What A Reviewer Should Actually Look For When Performing Bank Reconciliations
filed in Fraud, Money on Feb.10, 2009
It’s common knowledge that all bank accounts should be reconciled on a timely basis. It also makes perfect sense for someone other than the person responsible for writing checks to be in charge of doing the reconciliations. However, a proper reconciliation is more than that. It also includes critical steps that look for check fraud and identify unauthorized disbursements. A well-meaning employee might not understand that there is more to a reconciliation than just comparing the check register to the bank statement every month.

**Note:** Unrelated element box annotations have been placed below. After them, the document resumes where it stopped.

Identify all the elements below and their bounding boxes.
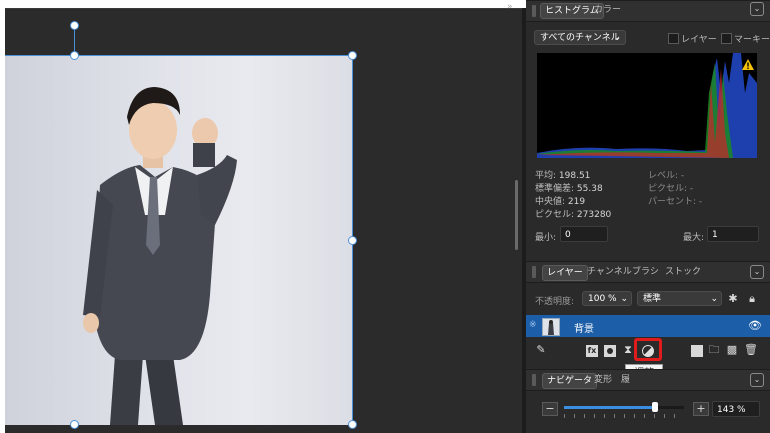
person-photo [83,87,237,425]
layer-row-background[interactable]: ※ 背景 👁︎ [526,315,770,337]
stat-stddev: 標準偏差: 55.38 [535,184,603,194]
tab-transform[interactable]: 変形 [594,373,612,387]
pattern-icon[interactable]: ▩ [726,344,738,356]
zoom-in-button[interactable]: + [693,402,709,416]
canvas-scrollbar[interactable] [515,180,518,250]
mask-dot [607,348,613,354]
fx-icon[interactable]: fx [586,345,598,357]
layer-checkbox-label: レイヤー [681,35,717,45]
histogram-curves [537,53,757,158]
tab-navigator[interactable]: ナビゲータ [542,373,598,389]
zoom-slider-knob[interactable] [652,402,659,412]
zoom-out-button[interactable]: − [542,402,558,416]
top-right-handle[interactable] [348,51,357,60]
max-label: 最大: [683,233,705,243]
mask-icon[interactable] [604,345,616,357]
edit-icon[interactable]: ✎ [535,344,547,356]
layer-link-icon: ※ [529,320,537,330]
min-label: 最小: [535,233,557,243]
marquee-checkbox-label: マーキー [734,35,770,45]
chevron-down-icon[interactable]: ⌄ [750,265,764,279]
channel-dropdown-value: すべてのチャンネル [540,33,620,43]
group-icon[interactable] [691,345,703,357]
eye-icon[interactable]: 👁︎ [748,319,762,332]
app-window: » ヒストグラム カラー ⌄ すべてのチャンネル ⌄ レイヤー マーキー 平均:… [0,0,770,433]
bottom-right-handle[interactable] [348,420,357,429]
stat-pixels: ピクセル: 273280 [535,210,612,220]
zoom-slider[interactable] [564,402,684,412]
stat-median: 中央値: 219 [535,197,586,207]
stat-percent: パーセント: - [648,197,703,207]
selection-top-edge [5,55,352,56]
layer-name: 背景 [574,324,594,335]
chevron-down-icon[interactable]: ⌄ [750,2,764,16]
zoom-input[interactable]: 143 % [712,401,760,417]
top-center-handle[interactable] [70,51,79,60]
panel-grip-icon[interactable] [532,374,536,386]
gear-icon[interactable]: ✱ [727,293,739,305]
tab-history[interactable]: 履 [621,373,630,387]
opacity-dropdown[interactable]: 100 % ⌄ [582,291,632,306]
canvas-top-edge [5,8,522,9]
zoom-slider-fill [564,406,656,409]
folder-icon[interactable]: 🗀 [708,344,720,356]
panel-grip-icon[interactable] [532,266,536,278]
histogram-graph [537,53,757,158]
marquee-checkbox[interactable] [721,33,732,44]
blend-mode-dropdown[interactable]: 標準 ⌄ [637,291,722,306]
chevron-down-icon: ⌄ [710,294,718,304]
right-panel: ヒストグラム カラー ⌄ すべてのチャンネル ⌄ レイヤー マーキー 平均: 1… [526,0,770,433]
lock-icon[interactable]: 🔒︎ [746,293,758,305]
histogram-panel-header: ヒストグラム カラー ⌄ [526,0,770,22]
photo-layer-image[interactable] [5,55,352,425]
layer-thumbnail-figure [548,320,554,335]
layer-thumbnail [542,318,560,336]
chevron-down-icon[interactable]: ⌄ [750,373,764,387]
blend-mode-value: 標準 [643,294,662,304]
hourglass-icon[interactable]: ⧗ [622,344,634,356]
min-input[interactable]: 0 [560,226,608,242]
opacity-label: 不透明度: [535,297,575,307]
adjustment-highlight-box [634,338,662,361]
tab-layers[interactable]: レイヤー [542,265,588,281]
tab-color[interactable]: カラー [594,3,621,17]
opacity-value: 100 % [588,294,617,304]
stat-mean: 平均: 198.51 [535,171,591,181]
trash-icon[interactable]: 🗑︎ [744,344,758,356]
zoom-ticks [564,414,684,418]
tab-channels[interactable]: チャンネル [587,265,632,279]
layers-panel-header: レイヤー チャンネル ブラシ ストック ⌄ [526,261,770,283]
collapse-arrows-icon[interactable]: » [507,2,513,12]
tab-stock[interactable]: ストック [665,265,701,279]
max-input[interactable]: 1 [707,226,759,242]
tab-brushes[interactable]: ブラシ [632,265,659,279]
chevron-down-icon: ⌄ [613,33,621,43]
panel-grip-icon[interactable] [532,5,536,17]
stat-level: レベル: - [648,171,685,181]
layer-checkbox[interactable] [668,33,679,44]
chevron-down-icon: ⌄ [620,294,628,304]
rotation-handle[interactable] [70,21,79,30]
navigator-panel-header: ナビゲータ 変形 履 ⌄ [526,369,770,391]
warning-icon [742,59,754,70]
bottom-center-handle[interactable] [70,420,79,429]
stat-pixel-selection: ピクセル: - [648,184,694,194]
right-center-handle[interactable] [348,236,357,245]
channel-dropdown[interactable]: すべてのチャンネル ⌄ [534,30,626,45]
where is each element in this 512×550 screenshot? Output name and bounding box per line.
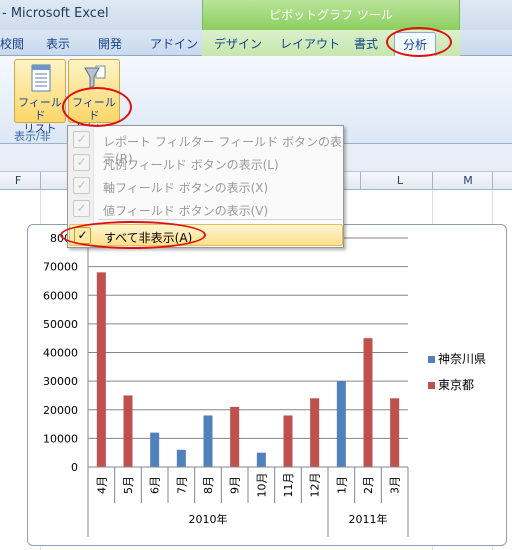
tab-format[interactable]: 書式 (354, 35, 378, 52)
menu-item-label: 凡例フィールド ボタンの表示(L) (103, 158, 279, 172)
bar-東京都-11月 (283, 415, 293, 467)
legend-swatch-神奈川県 (428, 356, 435, 363)
field-list-label-1: フィールド (18, 96, 62, 122)
check-icon: ✓ (73, 177, 90, 194)
bar-神奈川県-8月 (203, 415, 213, 467)
bar-東京都-12月 (310, 398, 320, 467)
ribbon-group-label: 表示/非 (14, 130, 51, 143)
category-label: 11月 (282, 473, 295, 498)
y-tick-label: 50000 (43, 318, 78, 331)
window-title: - Microsoft Excel (2, 6, 109, 21)
legend-label: 神奈川県 (438, 352, 486, 366)
menu-item-hide-all[interactable]: ✓ すべて非表示(A) (69, 224, 343, 246)
title-bar: - Microsoft Excel ピボットグラフ ツール (0, 0, 512, 30)
category-label: 9月 (229, 476, 242, 494)
check-icon: ✓ (73, 200, 90, 217)
category-label: 12月 (309, 473, 322, 498)
legend-swatch-東京都 (428, 382, 435, 389)
bar-神奈川県-1月 (336, 381, 346, 467)
pivot-chart[interactable]: 8000 70000 60000 50000 40000 30000 20000 10000 0… (27, 224, 507, 546)
bar-神奈川県-6月 (150, 432, 160, 467)
group-label: 2011年 (349, 512, 388, 526)
category-label: 4月 (95, 476, 108, 494)
y-tick-label: 20000 (43, 404, 78, 417)
menu-item-axis-field-buttons[interactable]: ✓ 軸フィールド ボタンの表示(X) (69, 175, 343, 197)
legend-label: 東京都 (438, 378, 474, 392)
field-buttons-button[interactable]: フィールド ボタン ▾ (68, 59, 120, 135)
chart-canvas: 8000700006000050000400003000020000100000… (43, 232, 486, 537)
group-label: 2010年 (189, 512, 228, 526)
column-header-f[interactable]: F (10, 174, 26, 187)
category-label: 1月 (335, 476, 348, 494)
context-tab-label: ピボットグラフ ツール (269, 8, 393, 22)
category-label: 6月 (149, 476, 162, 494)
check-icon: ✓ (73, 131, 90, 148)
bar-東京都-2月 (363, 338, 373, 467)
category-label: 10月 (255, 473, 268, 498)
tab-developer[interactable]: 開発 (98, 35, 122, 52)
check-icon: ✓ (74, 227, 91, 244)
y-tick-label: 60000 (43, 289, 78, 302)
category-label: 2月 (362, 476, 375, 494)
menu-item-legend-field-buttons[interactable]: ✓ 凡例フィールド ボタンの表示(L) (69, 152, 343, 174)
tab-addins[interactable]: アドイン (150, 35, 198, 52)
bar-東京都-9月 (230, 406, 240, 467)
bar-東京都-4月 (96, 272, 106, 467)
y-tick-label: 70000 (43, 261, 78, 274)
bar-東京都-3月 (390, 398, 400, 467)
menu-item-label: 軸フィールド ボタンの表示(X) (103, 181, 269, 195)
field-list-icon (31, 64, 51, 92)
pivotchart-tools-context: ピボットグラフ ツール (202, 0, 460, 30)
category-label: 3月 (389, 476, 402, 494)
category-label: 7月 (175, 476, 188, 494)
bar-神奈川県-7月 (176, 449, 186, 467)
y-tick-label: 0 (71, 461, 78, 474)
tab-design[interactable]: デザイン (214, 35, 262, 52)
category-label: 8月 (202, 476, 215, 494)
check-icon: ✓ (73, 154, 90, 171)
category-label: 5月 (122, 476, 135, 494)
column-header-m[interactable]: M (460, 174, 476, 187)
menu-item-report-filter-buttons[interactable]: ✓ レポート フィルター フィールド ボタンの表示(R) (69, 129, 343, 166)
tab-review[interactable]: 校閲 (0, 35, 24, 52)
ribbon-tab-row: 校閲 表示 開発 アドイン デザイン レイアウト 書式 分析 (0, 30, 512, 56)
tab-view[interactable]: 表示 (46, 35, 70, 52)
y-tick-label: 10000 (43, 432, 78, 445)
field-buttons-menu: ✓ レポート フィルター フィールド ボタンの表示(R) ✓ 凡例フィールド ボ… (67, 125, 344, 248)
menu-item-label: すべて非表示(A) (104, 231, 193, 245)
field-buttons-label-1: フィールド (72, 96, 116, 122)
y-tick-label: 40000 (43, 347, 78, 360)
tab-analyze[interactable]: 分析 (394, 32, 437, 56)
bar-東京都-5月 (123, 395, 133, 467)
filter-funnel-icon (84, 65, 106, 89)
menu-item-value-field-buttons[interactable]: ✓ 値フィールド ボタンの表示(V) (69, 198, 343, 220)
bar-神奈川県-10月 (256, 452, 266, 467)
column-header-l[interactable]: L (392, 174, 408, 187)
tab-layout[interactable]: レイアウト (280, 35, 340, 52)
menu-item-label: 値フィールド ボタンの表示(V) (103, 204, 269, 218)
y-tick-label: 30000 (43, 375, 78, 388)
field-list-button[interactable]: フィールド リスト (14, 59, 66, 135)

Consider the following steps to your monthly bank reconciliation process:
- Review check endorsements for irregularities. Compare the check payee on the face of the document to what is recorded in the register.
- Turn the check over and confirm that the endorsement agrees with what is written on the face of the check. Never assume just because a check cleared the bank that it was properly endorsed.
- Look for any unusual attributes or characteristics in the endorsement, such as a second endorsement by a third party.
- Consider the nature of the endorsement and be sure it seems reasonable. For example, it would be questionable for a non-local check to be deposited into a local bank account.
- Review the list of checks voided during the month, if any, to determine that they did not subsequently clear the bank.
- Investigate any checks written for large, even amounts or checks written for an amount just below the organization’s threshold for approval by senior management.
By spending some additional time during the reconciliation process, an organization has a greater chance of preventing and detecting fraud.
Jessica Puckett, CPA

March 3rd, 2009 on 4:56 pm
This is good information. I work with many small NFPs that need good internal controls because of their small staff and little segregation of duties.